The stigma is the entry point for sexual reproduction in plants, but the mechanisms underlying stigma development are largely unknown. Here, we disrupted putative auxin biosynthetic and signaling genes to evaluate their roles in rice (Oryza sativa) development. Disruption of the rice PINOID (OsPID) gene completely eliminated the development of stigmas, and overexpression of OsPID led to overproliferation of stigmas, suggesting that OsPID is a key determinant for stigma development. Interestingly, ospid mutants did not display defects in flower initiation, nor did they develop any pin-like inflorescences, a characteristic phenotype observed in pid mutants in Arabidopsis (Arabidopsis thaliana) and maize (Zea mays). We constructed double mutants of OsPID and its closest homolog, OsPIDb, yet the double mutants still did not develop any pin-like inflorescences, indicating that either ospid is compensated by additional homologous genes or OsPID has different functions in rice compared with PID in other organisms. We then knocked out one of the NAKED PINS IN YUC MUTANTS (NPY) genes, which cause the formation of pin-like inflorescences in Arabidopsis when compromised, in the ospid background.

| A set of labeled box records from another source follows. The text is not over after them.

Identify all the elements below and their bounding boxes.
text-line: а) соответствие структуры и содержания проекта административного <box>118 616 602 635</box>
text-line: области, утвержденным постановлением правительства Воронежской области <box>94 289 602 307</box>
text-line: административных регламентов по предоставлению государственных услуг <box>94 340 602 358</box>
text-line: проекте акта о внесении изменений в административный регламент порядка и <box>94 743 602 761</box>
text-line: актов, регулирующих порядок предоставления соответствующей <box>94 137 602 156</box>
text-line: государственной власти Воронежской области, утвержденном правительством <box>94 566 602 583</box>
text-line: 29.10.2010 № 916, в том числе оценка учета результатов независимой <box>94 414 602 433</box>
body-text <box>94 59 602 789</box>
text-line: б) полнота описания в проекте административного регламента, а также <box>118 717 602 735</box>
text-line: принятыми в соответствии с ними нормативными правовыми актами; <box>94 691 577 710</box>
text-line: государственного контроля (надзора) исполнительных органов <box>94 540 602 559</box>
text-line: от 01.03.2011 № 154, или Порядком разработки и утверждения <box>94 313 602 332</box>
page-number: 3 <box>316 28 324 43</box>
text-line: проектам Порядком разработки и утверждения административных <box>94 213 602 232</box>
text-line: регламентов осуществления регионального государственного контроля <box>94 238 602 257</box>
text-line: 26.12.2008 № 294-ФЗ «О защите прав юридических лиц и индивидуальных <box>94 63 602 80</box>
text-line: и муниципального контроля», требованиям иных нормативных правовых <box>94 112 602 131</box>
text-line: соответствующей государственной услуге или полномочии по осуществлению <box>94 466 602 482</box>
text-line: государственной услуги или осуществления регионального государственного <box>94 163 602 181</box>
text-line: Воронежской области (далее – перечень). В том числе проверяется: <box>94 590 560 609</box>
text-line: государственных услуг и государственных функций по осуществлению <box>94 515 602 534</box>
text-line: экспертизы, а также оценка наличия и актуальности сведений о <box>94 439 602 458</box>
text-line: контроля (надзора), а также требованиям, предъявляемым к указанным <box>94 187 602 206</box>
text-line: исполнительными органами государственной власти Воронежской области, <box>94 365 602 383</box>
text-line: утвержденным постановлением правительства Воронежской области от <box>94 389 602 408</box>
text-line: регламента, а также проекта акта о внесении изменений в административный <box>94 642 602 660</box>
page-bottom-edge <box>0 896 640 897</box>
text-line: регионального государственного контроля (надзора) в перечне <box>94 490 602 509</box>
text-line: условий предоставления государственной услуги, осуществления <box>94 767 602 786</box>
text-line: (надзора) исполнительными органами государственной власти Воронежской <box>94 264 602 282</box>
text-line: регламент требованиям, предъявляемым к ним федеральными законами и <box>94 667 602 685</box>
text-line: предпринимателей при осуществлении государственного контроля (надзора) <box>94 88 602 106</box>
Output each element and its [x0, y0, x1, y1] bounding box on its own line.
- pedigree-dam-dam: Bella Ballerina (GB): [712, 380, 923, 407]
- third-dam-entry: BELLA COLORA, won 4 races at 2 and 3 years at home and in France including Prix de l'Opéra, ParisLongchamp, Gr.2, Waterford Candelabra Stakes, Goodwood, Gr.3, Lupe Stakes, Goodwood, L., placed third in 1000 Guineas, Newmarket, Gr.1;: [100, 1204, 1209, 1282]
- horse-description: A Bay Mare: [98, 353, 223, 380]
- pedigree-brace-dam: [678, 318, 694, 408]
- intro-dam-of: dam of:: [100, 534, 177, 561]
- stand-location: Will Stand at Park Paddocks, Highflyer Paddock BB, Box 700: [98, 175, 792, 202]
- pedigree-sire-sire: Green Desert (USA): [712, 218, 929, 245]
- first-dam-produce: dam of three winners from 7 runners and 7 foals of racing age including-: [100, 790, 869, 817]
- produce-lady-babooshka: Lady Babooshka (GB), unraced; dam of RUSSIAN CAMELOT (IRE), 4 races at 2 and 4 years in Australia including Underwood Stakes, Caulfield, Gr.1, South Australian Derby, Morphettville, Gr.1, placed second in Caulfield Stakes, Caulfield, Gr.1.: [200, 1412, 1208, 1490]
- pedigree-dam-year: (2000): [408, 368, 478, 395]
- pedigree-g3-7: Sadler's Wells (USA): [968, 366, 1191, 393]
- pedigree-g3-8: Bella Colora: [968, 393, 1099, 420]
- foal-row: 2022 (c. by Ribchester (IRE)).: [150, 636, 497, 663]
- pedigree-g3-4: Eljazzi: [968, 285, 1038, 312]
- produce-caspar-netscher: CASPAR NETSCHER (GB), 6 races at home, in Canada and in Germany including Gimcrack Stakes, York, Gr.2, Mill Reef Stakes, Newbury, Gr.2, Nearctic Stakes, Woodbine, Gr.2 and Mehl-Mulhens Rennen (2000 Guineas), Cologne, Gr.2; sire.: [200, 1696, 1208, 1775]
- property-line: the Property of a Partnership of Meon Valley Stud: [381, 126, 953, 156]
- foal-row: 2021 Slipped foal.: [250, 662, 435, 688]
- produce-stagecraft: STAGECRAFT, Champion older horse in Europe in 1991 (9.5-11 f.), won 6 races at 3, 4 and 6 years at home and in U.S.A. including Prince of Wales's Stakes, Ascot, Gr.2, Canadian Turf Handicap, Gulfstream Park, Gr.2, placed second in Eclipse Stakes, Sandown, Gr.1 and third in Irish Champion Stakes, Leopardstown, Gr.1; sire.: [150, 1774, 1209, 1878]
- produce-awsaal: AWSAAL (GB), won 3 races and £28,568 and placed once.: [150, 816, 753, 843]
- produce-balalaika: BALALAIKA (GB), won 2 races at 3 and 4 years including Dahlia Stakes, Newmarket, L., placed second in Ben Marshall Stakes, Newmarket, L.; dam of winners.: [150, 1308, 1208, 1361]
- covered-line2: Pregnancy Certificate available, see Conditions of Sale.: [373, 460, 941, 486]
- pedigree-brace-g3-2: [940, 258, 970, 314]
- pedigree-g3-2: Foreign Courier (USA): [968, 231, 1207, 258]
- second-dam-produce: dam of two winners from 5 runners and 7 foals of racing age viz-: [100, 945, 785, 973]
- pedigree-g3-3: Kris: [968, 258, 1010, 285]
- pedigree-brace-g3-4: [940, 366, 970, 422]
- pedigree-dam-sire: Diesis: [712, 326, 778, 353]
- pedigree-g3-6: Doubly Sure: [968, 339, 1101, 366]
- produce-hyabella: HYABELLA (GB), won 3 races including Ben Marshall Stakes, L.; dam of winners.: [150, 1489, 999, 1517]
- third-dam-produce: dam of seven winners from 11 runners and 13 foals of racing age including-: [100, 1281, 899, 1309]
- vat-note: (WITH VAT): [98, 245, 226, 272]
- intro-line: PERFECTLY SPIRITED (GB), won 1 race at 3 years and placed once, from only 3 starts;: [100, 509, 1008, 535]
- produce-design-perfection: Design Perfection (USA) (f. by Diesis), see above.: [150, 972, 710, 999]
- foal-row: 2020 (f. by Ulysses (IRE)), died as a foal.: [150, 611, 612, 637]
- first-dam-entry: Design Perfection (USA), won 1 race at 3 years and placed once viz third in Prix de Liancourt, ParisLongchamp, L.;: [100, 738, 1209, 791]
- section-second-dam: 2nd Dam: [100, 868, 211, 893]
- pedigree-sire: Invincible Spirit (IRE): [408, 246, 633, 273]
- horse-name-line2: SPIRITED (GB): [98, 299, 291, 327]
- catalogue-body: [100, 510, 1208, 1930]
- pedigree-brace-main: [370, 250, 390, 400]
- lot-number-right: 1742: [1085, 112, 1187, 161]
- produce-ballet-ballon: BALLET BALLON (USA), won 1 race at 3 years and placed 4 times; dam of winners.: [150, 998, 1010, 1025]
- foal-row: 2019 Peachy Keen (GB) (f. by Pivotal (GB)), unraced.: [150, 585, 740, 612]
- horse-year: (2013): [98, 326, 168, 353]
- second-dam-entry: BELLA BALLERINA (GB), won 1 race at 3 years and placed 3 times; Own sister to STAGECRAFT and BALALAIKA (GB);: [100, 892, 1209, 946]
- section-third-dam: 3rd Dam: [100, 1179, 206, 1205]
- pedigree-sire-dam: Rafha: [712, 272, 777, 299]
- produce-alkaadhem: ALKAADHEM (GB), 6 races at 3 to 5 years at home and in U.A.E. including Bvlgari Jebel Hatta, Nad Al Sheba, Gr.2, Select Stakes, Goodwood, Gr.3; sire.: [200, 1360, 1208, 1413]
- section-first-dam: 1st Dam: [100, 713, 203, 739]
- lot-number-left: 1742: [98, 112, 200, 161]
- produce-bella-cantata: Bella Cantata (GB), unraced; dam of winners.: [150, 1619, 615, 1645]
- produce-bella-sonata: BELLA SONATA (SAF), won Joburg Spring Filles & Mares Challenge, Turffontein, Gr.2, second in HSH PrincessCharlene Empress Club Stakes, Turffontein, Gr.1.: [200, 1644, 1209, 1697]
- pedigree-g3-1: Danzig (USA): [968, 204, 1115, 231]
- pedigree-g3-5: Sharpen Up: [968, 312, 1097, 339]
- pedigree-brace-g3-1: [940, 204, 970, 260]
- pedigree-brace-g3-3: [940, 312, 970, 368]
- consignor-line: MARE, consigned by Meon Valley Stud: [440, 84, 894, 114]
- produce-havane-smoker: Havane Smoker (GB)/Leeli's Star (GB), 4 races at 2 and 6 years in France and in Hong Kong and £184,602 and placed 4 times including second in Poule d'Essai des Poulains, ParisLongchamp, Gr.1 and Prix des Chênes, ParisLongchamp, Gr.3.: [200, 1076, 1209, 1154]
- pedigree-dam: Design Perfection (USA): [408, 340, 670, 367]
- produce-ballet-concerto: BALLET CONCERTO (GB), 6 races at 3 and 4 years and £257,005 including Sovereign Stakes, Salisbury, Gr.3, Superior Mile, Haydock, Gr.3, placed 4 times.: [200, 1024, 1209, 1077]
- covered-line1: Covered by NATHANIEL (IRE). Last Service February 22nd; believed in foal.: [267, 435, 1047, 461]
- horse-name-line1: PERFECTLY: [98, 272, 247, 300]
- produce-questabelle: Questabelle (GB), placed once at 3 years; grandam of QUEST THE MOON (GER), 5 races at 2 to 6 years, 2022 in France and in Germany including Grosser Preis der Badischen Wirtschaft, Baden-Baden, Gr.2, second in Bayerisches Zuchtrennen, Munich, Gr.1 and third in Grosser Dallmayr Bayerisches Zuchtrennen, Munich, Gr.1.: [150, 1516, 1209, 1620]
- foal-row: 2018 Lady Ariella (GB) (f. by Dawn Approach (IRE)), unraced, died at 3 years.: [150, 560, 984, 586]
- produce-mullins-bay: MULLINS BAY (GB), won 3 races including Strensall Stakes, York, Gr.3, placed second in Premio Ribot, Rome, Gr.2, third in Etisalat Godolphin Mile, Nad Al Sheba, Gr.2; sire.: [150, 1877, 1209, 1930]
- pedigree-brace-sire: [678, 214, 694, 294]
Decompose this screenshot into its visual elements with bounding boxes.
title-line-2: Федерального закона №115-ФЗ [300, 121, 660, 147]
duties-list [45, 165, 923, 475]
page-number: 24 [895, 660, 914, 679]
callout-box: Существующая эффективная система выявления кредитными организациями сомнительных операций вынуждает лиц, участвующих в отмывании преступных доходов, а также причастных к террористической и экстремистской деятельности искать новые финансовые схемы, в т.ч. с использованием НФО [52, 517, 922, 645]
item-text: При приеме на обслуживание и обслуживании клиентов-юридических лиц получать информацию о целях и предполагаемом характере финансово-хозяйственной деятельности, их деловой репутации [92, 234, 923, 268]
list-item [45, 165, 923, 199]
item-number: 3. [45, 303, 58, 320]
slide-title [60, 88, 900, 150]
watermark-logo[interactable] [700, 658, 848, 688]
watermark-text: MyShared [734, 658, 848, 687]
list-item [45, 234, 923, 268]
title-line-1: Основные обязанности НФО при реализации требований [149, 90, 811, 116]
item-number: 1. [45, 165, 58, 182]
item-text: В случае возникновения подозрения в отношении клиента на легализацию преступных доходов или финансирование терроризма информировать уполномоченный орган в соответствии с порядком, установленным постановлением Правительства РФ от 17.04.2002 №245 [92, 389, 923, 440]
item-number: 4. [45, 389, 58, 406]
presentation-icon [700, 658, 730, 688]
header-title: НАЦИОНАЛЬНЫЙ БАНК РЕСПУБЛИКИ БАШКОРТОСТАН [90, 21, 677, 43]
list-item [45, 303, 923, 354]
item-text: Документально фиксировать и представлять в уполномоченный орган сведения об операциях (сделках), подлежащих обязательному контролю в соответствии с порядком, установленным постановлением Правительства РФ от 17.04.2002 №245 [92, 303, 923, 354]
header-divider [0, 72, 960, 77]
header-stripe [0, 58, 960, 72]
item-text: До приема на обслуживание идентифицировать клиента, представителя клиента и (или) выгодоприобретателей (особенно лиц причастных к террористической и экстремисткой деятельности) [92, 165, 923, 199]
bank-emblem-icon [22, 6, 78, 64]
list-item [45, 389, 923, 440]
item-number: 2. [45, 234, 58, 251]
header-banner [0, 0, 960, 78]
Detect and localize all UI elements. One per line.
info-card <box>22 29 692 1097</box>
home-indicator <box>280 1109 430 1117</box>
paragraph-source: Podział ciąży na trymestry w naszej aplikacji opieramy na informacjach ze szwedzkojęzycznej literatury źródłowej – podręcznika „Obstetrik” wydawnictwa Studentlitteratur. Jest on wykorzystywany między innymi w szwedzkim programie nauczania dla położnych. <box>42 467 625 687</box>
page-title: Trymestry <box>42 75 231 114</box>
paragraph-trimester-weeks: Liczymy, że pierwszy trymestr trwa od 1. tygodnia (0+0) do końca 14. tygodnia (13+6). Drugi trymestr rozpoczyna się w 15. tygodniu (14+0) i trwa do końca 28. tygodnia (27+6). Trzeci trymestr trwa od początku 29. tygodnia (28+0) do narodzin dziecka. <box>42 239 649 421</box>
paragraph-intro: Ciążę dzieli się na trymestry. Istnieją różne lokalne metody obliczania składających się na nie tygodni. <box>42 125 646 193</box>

The ospid osnpy2 double mutants developed pin-like inflorescences, which were phenotypically similar to pid mutants in Arabidopsis and maize, demonstrating that the roles of OsPID in inflorescence development are likely masked by redundant partners. This work identified a key determinant for stigma development in rice and revealed a complex picture of the PID gene in rice development. Furthermore, the stigma-less ospid mutants are potentially useful in producing hybrid rice.